I was doing a Rudin problem and wanted to know if there was a cleaner way of going about this - maybe a direct one.

So the question asks to prove that every connected metric space with at least two points is uncountable. The hint given in Rudin uses the thm below

Fix p in X, delta greater than zero, define A to be the delta neighborhood of p and B to be all x in X s.t. d(p,x)>delta. Then A and B are separated.

The show that a connected metric space with at least 2 points cannot be countable I show that the function f: X-->[0,infinity), with f(x)=d(p,x)

cannot be onto under the assumption that X is countable.* Hence there is a positive delta I can apply the above theorem (if the range of X under f is bounded then use supf(X)=alpha and apply the same idea to the function f:X-->[0,alpha)..that is show that the function cannot be onto) to show X is disconnected to give a contradiction.

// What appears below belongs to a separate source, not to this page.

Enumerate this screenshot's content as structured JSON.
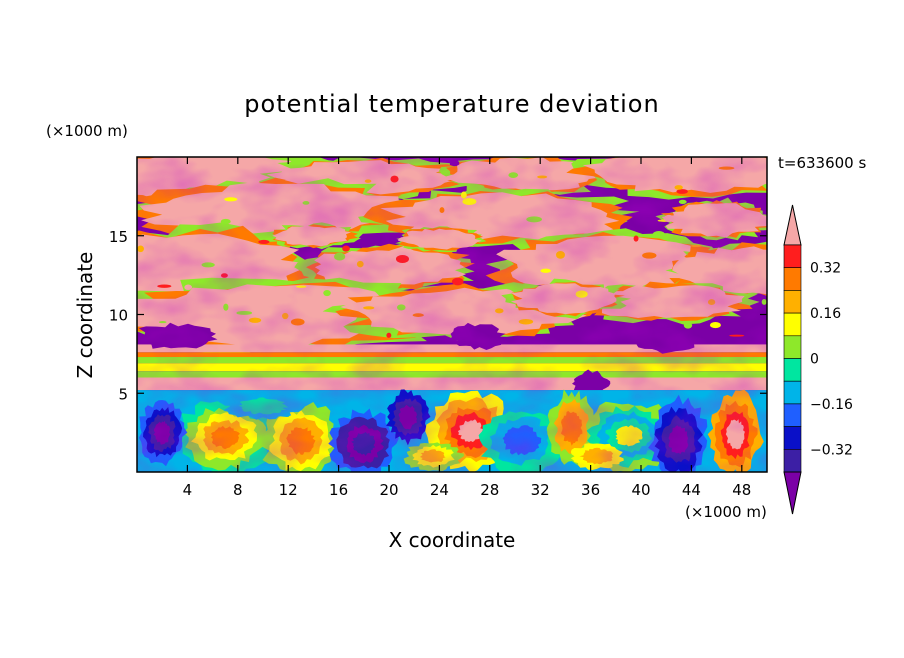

* The argument here is assume that it is onto, then for each x in the nonnegative reals inversef(x) we get a nonempty subset of X. If x and y are distinct nonnegative reals then it's easy to see that inversef(x) and inversef(y) are disjoint sets. Then inversef([0,infinity) ) is an uncountable union of nonempty disjoint sets and is therefore uncountable and a subset of X which yields a contradiction. Hence there is a delta in [0,infinity) s.t. inversef(delta) is empty.

It's a bit lumpy with all the proof-by-contradictions. Btw, I'm ommitting the inductive proof that shows X cannot be finite.

 

[fresh_42]

The way you ruled out the finite case should work with the countable infinite case as well.

If we had path connection, then we could transport the connectedness of an interval by a continuity argument onto $X$. But path connection is stronger than connection. E.g.
$$
X=\{\,(0,y)\,|\,-1\leq y\leq 1\,\}\cup \{\,(x,\sin \frac{1}{x})\,\,|\,x\in \mathbb{R}-\{\,0\,\}\}
$$
is connected but not path connected.